Henry Smedley sold the southern part of Park Lot L, known as Lot 11, to Jane Isabel Merriman (1852-1931) on 11/8/1879. I have discussed the Merrimans at length in another write- up, but Jane (née Casey) was the wife of Grand Trunk Railway station agent George Isaiah Merriman (1843-1917), to whom she transferred the ownership of the property on 12/4/1892. Jane inherited it back from George on his death of “fatty degeneration of the heart” in 1917. Jane then sold the property on 4/12/1918 to John T. Handley (?-?) of Toronto, about whom I can find no further information.

John Handley sold the property to Frederick R. McMurray (ca. 1879-?), a Colborne farmer, on 5/19/1921. McMurray married Marietta McDonald (ca. 1884-?) in Grafton 1903. I have seen birth records for two daughters, born in Colborne: Marjorie (1909-?) and Dorothy Madeline (1913-?). I have also seen an Ancestry.ca genealogy that lists (without birthdates) eight other children: Cora, Frederick, Helen, Lloyd, Ruth, Theodore, Velma, and Douglas Donald.

The Smedleys owned the whole of Park Block L from 1873 to 1879. They would own the rest of the lot for another seven years after they sold the section on which 57 Division Street now stands. George and Jane Merriman then owned the property for 39 years, followed by Handley, who was not a Colborne resident, who owned it for three. Finally, right at the end of our period in 1921, it was purchased by Fred McMurray (not of “My Three Sons” fame). The Merrimans were residents of Division Street in 1911, so I am sure that they lived in the house at number 57. Whether the Smedleys had lived there is less clear. They continued to hold the remainder of the Lot after selling the part on which the house stands, but I don’t know if they continued to live there. If they did, then they probably lived in another part of the lot. If they didn’t it is possible they also lived at number 57.

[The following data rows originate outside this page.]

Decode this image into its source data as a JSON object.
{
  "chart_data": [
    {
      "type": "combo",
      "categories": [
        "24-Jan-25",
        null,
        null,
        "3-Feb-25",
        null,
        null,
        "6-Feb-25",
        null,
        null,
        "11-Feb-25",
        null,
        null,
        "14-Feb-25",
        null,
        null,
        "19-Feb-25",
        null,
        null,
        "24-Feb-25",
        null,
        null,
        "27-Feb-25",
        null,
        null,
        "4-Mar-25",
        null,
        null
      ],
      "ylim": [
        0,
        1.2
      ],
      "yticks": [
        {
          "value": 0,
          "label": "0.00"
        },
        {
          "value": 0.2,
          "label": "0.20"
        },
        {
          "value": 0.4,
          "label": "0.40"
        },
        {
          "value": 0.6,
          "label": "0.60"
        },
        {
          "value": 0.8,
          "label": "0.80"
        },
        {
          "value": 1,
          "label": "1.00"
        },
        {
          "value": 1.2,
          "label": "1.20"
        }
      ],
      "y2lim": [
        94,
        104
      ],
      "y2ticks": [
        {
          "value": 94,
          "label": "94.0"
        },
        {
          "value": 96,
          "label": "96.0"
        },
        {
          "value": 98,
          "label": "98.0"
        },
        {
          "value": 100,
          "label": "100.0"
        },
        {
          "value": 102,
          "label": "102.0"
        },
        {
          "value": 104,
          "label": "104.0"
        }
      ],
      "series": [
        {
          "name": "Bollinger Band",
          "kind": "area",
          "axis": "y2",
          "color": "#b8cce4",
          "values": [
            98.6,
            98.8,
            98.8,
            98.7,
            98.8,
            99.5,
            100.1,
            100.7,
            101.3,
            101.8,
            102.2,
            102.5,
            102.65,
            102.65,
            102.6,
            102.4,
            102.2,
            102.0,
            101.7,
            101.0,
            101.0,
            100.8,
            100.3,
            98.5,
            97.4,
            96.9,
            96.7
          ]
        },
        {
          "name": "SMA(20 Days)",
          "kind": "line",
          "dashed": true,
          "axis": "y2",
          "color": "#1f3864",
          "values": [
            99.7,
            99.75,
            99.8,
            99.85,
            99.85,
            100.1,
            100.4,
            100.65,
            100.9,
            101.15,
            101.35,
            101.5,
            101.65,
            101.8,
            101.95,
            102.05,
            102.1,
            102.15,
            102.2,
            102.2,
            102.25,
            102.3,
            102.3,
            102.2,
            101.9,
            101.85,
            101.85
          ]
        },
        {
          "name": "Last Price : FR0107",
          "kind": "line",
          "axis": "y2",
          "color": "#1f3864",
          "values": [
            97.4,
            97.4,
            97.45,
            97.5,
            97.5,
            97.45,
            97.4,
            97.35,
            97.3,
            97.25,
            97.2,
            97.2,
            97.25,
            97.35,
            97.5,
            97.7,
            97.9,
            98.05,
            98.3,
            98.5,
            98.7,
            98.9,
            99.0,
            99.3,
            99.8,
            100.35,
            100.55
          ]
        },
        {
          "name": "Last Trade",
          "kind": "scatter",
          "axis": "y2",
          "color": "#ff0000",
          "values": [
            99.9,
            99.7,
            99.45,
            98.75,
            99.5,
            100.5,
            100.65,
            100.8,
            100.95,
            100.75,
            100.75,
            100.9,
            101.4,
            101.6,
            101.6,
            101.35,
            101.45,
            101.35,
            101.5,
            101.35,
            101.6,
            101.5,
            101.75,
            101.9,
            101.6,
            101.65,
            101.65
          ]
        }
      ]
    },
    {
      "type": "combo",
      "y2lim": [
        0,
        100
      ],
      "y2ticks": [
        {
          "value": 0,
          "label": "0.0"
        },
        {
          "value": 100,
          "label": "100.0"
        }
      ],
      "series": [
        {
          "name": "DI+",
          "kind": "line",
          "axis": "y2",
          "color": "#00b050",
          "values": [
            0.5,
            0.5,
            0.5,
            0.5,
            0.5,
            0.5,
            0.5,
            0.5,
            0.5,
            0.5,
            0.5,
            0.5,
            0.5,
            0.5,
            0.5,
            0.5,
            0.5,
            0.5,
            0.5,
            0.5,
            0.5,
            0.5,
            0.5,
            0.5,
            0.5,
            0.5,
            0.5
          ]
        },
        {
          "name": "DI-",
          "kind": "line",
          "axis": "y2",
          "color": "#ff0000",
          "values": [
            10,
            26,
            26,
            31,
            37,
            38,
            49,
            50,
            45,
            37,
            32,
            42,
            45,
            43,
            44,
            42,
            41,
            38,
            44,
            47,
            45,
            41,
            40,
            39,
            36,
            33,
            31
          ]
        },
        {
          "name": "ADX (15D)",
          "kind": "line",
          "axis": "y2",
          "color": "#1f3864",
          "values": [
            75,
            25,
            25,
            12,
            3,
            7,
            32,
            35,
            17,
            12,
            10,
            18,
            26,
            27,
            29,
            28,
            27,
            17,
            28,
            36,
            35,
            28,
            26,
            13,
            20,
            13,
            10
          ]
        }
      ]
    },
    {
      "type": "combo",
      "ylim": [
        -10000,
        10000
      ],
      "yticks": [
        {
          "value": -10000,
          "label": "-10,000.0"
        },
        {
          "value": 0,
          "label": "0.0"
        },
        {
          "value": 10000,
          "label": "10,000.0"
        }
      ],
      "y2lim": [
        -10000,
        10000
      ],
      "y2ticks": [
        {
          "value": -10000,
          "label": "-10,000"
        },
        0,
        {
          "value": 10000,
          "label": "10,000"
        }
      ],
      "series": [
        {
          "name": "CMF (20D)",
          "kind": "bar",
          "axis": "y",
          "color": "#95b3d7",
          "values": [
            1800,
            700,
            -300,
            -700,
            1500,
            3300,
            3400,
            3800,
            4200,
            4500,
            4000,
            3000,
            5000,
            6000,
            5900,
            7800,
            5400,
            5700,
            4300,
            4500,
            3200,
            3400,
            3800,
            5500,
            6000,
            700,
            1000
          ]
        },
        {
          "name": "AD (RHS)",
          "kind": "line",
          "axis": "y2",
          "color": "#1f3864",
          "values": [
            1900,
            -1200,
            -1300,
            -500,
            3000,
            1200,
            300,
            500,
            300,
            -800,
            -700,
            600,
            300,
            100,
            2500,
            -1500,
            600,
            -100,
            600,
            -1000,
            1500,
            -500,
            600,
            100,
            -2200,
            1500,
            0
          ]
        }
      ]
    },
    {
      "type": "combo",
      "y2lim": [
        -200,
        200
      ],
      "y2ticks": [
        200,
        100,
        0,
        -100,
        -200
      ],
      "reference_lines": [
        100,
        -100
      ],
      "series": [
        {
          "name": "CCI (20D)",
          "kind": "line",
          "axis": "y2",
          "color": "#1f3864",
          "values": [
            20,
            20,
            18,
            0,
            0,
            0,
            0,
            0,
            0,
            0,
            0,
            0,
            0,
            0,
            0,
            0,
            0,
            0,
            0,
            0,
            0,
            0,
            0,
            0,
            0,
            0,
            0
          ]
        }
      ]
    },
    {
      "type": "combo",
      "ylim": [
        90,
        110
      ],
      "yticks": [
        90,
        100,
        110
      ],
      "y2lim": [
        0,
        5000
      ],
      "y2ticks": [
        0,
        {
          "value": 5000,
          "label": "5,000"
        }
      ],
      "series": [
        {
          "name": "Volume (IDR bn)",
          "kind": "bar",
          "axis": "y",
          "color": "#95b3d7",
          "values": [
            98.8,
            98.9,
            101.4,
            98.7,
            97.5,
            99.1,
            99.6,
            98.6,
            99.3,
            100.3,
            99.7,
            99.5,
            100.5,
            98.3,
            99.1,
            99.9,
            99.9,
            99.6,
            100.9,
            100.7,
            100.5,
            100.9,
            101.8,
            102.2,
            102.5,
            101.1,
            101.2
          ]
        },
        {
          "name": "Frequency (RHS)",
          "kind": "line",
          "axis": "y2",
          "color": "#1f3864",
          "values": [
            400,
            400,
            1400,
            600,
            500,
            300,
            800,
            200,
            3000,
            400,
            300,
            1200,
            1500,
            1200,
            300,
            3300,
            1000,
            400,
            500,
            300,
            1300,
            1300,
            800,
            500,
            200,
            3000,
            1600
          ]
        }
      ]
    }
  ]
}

Once again, land prices: I don’t know how much Henry Smedley paid Simon Payne in 1873, but James Peterson paid Smedley $120 in 1877. When Peterson sold it back to the Smedleys a few months later for $300. Those transactions were for the whole of Park Block L. When Smedley sold just a fraction of the Block to Jane Merriman, she paid $1000. This may suggest that the house at 57 Division Street was built by Henry Smedley. If not, it was built by George and Jane Merriman.